The Transit of Venus has a classic form—a distanced and authoritative narrative voice, a set of characters firmly rooted in social circumstance. George Eliot would have recognized it as a novel in her own tradition. I think it would have seemed old-fashioned in 1980, yet today that classicism makes it look both more enduring, and more up-to-date, than the “experimental” work of those years; a novelistic equivalent of Auden’s decision to write sonnets. My memory of the books that hit me hard becomes inseparable from my memory of the place in which I read them. I can still recall the uncomfortable chair in which I first opened Jane Austen, and with Hazzard I remember the daybed in the Madrid hotel where I started it, cracking my new Penguin and turning off the televised bullfights. I can see the library of the country inn in Cantabria where, unable to sleep, I finished it one groggy summer dawn. Which isn’t something I’d recommend–Hazzard’s last pages are so elliptical that on that first encounter I completely missed them.

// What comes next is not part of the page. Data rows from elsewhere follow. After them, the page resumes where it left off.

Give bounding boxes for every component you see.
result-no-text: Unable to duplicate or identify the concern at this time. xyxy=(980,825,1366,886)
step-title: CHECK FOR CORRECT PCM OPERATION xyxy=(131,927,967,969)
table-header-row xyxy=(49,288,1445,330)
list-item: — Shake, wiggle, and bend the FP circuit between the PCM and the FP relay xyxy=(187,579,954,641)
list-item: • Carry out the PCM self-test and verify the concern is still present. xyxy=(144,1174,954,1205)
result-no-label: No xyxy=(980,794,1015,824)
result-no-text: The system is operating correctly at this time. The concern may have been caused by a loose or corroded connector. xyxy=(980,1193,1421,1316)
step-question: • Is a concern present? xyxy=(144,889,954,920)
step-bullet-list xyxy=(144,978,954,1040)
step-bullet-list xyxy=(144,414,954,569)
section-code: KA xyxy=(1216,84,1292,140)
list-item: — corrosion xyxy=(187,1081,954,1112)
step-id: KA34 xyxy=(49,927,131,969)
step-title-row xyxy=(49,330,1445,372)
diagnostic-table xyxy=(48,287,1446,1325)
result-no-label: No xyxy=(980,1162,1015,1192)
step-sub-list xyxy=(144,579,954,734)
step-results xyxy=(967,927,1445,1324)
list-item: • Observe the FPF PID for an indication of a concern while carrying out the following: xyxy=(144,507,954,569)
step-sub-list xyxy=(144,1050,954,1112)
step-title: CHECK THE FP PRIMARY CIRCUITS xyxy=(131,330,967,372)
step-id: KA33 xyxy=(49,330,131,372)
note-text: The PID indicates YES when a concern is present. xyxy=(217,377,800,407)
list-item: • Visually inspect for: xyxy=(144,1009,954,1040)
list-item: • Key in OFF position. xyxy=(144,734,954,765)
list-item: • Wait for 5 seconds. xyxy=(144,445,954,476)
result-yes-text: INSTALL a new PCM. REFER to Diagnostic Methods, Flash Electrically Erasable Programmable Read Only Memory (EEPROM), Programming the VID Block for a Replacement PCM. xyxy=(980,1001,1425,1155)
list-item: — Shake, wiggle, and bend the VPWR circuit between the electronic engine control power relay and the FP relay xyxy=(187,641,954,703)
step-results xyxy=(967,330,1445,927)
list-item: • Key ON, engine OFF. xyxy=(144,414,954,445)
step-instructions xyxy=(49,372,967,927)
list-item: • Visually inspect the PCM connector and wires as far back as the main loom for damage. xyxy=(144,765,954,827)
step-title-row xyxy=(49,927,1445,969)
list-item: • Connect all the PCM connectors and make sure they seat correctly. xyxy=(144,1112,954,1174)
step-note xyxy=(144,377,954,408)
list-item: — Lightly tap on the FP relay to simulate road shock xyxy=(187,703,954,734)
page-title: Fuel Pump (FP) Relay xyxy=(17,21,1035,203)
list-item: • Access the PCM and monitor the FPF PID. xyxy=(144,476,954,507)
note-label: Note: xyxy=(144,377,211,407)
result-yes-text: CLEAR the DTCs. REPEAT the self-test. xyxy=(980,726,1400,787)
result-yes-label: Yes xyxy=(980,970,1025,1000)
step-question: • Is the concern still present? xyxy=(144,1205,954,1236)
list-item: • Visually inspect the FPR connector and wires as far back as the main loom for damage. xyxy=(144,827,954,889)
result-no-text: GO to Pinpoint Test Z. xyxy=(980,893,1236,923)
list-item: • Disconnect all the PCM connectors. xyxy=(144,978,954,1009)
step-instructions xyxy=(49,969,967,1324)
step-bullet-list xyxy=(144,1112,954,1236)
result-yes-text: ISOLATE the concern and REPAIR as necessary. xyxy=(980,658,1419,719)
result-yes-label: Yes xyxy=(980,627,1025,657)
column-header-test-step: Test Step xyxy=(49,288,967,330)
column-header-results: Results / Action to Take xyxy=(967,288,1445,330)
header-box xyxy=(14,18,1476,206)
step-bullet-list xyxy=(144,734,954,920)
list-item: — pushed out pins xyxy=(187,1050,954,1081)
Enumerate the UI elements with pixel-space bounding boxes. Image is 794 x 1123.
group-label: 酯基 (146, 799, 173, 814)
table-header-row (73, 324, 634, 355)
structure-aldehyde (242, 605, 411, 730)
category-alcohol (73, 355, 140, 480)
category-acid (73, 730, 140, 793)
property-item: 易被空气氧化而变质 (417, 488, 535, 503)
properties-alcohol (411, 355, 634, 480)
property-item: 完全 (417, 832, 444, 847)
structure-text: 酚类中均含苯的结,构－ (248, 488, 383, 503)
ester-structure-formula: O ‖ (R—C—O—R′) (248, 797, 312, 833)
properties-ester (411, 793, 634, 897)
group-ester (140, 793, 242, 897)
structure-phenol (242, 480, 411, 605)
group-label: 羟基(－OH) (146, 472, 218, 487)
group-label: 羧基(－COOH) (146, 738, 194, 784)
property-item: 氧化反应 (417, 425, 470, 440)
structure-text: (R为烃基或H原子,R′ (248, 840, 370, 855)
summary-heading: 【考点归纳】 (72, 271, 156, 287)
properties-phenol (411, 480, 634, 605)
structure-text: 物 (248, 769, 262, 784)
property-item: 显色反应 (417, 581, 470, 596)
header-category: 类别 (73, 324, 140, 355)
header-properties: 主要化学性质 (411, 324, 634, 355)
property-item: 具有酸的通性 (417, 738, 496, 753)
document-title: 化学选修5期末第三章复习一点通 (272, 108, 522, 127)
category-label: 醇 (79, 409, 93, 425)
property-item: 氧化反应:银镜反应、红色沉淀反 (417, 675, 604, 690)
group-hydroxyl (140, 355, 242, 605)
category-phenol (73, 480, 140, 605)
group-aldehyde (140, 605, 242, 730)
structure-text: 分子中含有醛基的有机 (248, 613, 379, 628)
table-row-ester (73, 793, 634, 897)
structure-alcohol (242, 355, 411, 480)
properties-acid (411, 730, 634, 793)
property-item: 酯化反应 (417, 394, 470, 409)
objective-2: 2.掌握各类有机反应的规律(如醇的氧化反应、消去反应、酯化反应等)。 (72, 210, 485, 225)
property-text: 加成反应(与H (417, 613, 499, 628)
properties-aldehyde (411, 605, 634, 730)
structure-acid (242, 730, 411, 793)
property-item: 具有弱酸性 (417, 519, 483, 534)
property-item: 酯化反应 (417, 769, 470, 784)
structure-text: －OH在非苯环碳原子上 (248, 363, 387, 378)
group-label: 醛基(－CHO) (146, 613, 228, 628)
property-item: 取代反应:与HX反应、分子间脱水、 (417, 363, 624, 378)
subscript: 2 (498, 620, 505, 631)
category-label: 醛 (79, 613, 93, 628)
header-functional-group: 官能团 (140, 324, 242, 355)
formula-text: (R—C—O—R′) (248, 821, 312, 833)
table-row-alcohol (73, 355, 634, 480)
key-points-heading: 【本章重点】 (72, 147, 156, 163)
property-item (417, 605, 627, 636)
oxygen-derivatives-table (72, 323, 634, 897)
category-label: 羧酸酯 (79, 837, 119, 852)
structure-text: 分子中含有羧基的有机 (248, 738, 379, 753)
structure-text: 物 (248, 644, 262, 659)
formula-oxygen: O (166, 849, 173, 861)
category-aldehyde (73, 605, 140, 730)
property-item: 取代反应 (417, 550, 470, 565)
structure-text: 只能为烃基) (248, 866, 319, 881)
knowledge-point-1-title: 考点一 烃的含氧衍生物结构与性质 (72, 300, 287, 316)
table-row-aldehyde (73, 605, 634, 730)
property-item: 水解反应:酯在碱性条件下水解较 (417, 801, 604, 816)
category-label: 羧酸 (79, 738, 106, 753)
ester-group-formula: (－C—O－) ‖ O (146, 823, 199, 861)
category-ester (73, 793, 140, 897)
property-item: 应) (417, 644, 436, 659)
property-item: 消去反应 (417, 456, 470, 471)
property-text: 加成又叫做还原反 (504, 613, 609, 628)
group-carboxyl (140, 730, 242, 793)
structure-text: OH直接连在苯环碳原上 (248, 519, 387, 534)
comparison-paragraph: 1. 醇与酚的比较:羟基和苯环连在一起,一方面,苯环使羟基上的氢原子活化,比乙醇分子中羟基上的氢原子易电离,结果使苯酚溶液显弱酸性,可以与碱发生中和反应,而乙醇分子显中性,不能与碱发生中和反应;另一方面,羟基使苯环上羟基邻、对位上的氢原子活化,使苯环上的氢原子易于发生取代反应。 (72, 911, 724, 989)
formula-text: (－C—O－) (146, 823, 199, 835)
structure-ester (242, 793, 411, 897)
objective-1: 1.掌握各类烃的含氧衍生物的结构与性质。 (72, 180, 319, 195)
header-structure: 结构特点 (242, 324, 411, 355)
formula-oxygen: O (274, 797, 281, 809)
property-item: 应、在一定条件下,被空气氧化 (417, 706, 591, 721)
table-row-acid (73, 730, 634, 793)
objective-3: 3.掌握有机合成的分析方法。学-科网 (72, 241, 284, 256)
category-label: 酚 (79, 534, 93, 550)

So you’ve got fair warning—pay attention to the most inconsequential details, and be prepared to read it again. And now it’s time to turn to the novel’s dispassionate threatening first sentence. “By nightfall the headlines would be reporting devastation.” But Shirley Hazzard is talking about the weather—or about the weather also.
2001 Balakian winner Michael Gorra teaches English at Smith College. His books include The Bells in Their Silence: Travels through Germany and, as editor, The Portable Conrad.